If I'm completely mis-interpreting what you are trying to do and you need to do FFTs for something different, then you might want to look at using one of the existing FFT libraries to do the heavy lifting for you. Some examples are FFTW and KissFFT.
It sounds like maybe you're trying to get your visualizer to flash the screen in time with the
music somehow. I don't think calculating the FFT is going to help you here. At any
given instant, there will be many simultaneous frequency components, all over the audio spectrum (roughly 20 Hz to 20 kHz). But you're likely to be a lot more interested in the
musical tempo (beats per minute -- more like 5 Hz or below), and that's not going to show
up anywhere in an FFT of the raw audio signal.
You probably need something much simpler -- some sort of real-time peak detection.
Whenever you see a peak greater than some threshold above the average volume,
make your screen flash.
Of course, more complicated visualizations might well take advantage of the FFT,
but not the one you're describing.
My recommendation would be to find a library that does this for you.

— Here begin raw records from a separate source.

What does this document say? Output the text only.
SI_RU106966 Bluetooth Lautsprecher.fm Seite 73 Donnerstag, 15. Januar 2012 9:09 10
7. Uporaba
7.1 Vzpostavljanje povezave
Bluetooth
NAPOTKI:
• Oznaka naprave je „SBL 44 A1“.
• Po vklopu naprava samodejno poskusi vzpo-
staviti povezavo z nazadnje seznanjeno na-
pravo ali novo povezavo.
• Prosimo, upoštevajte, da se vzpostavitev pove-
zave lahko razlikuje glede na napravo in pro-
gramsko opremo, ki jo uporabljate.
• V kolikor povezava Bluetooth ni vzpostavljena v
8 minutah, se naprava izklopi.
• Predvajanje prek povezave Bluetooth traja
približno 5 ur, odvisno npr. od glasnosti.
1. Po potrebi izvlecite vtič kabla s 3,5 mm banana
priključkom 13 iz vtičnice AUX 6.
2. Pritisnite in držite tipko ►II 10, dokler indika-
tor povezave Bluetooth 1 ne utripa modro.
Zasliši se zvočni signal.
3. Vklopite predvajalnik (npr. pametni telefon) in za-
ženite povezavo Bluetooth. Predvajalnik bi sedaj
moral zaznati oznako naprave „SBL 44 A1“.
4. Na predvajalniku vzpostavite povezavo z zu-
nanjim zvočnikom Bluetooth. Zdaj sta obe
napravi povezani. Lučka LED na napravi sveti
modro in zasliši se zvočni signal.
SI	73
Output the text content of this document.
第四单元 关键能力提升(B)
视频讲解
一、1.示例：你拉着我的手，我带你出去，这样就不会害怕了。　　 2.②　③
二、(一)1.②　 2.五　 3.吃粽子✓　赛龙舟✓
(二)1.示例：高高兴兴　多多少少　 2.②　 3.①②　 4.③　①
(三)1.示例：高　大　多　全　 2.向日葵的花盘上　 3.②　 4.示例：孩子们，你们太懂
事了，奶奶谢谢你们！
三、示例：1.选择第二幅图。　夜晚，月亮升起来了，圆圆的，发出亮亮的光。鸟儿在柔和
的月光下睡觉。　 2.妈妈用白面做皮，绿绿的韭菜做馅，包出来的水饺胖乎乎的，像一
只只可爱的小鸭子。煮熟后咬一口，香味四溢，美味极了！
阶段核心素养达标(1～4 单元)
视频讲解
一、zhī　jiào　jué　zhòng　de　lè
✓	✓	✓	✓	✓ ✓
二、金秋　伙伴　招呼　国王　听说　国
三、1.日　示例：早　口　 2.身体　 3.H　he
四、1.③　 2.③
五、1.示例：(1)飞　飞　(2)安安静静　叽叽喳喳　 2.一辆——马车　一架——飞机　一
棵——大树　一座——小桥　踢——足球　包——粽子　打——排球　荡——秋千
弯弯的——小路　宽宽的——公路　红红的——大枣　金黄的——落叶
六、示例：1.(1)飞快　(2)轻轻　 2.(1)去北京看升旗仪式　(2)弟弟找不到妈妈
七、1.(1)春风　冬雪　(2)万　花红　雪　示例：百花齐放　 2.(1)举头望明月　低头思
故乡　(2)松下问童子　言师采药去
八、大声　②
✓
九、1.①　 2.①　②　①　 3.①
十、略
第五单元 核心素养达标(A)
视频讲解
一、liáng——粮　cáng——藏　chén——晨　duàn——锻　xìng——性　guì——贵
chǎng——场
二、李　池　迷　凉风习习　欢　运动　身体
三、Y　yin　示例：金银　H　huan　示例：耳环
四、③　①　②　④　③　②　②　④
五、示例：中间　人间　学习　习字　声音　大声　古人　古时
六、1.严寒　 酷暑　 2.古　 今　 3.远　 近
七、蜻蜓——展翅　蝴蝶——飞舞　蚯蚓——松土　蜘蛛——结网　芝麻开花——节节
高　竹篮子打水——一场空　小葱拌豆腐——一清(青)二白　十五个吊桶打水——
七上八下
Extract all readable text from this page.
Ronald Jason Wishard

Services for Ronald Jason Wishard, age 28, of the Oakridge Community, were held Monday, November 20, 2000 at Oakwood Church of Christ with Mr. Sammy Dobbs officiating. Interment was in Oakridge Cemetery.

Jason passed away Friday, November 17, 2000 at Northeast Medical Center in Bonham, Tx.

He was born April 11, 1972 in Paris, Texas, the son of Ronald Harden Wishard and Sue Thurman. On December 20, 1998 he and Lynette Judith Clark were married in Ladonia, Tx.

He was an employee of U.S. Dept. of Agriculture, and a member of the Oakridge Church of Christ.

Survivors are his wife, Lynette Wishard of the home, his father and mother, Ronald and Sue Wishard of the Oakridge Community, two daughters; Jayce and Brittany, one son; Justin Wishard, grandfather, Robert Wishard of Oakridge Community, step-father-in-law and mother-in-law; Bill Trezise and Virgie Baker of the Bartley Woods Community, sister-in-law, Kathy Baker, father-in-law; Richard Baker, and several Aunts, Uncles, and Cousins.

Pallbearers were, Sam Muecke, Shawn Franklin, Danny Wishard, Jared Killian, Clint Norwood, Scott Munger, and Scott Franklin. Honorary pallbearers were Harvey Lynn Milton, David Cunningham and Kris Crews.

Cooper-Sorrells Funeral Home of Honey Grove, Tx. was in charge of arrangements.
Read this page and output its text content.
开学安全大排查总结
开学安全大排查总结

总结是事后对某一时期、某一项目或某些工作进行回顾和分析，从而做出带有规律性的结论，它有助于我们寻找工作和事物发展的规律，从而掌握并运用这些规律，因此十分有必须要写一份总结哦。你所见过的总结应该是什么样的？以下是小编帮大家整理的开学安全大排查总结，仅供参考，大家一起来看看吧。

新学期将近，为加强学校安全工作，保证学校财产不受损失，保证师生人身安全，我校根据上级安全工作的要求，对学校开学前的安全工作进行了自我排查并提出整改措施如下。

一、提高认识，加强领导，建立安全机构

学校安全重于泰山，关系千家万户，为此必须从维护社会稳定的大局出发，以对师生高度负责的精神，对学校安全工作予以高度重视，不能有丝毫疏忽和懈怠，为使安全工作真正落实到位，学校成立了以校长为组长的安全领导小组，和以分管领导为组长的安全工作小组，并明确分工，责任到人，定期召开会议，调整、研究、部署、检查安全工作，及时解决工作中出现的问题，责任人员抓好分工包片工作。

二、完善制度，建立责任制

Unless you have a lot of mathematics to back you up, I think you will be wasting a ton of your time trying to learn FFTs when all you really want out is some sort of 'base hits per minute' number out which you can adjust your graphics to accordingly.
Check out this similar post:
here
It took me about three weeks to understand the mathematics behind FFTs and then another week to write something in Matlab using those concepts. If you are discouraged after three days, don't try and roll your own.
I hope this is helpful advice and not discouraging.
-Brian J. Stinar-
As previous answers have noted, an FFT is probably not the tool you need in order to solve your problem, which requires tempo detection rather than spectral analysis.
For an example of what can be done using FFT - and of how a particular FFT implementation was integrated into a Qt application, take a look at this blog post which describes the spectrum analyzer demo I developed. Code for the demo is shipped with Qt itself, in the demos/spectrum directory.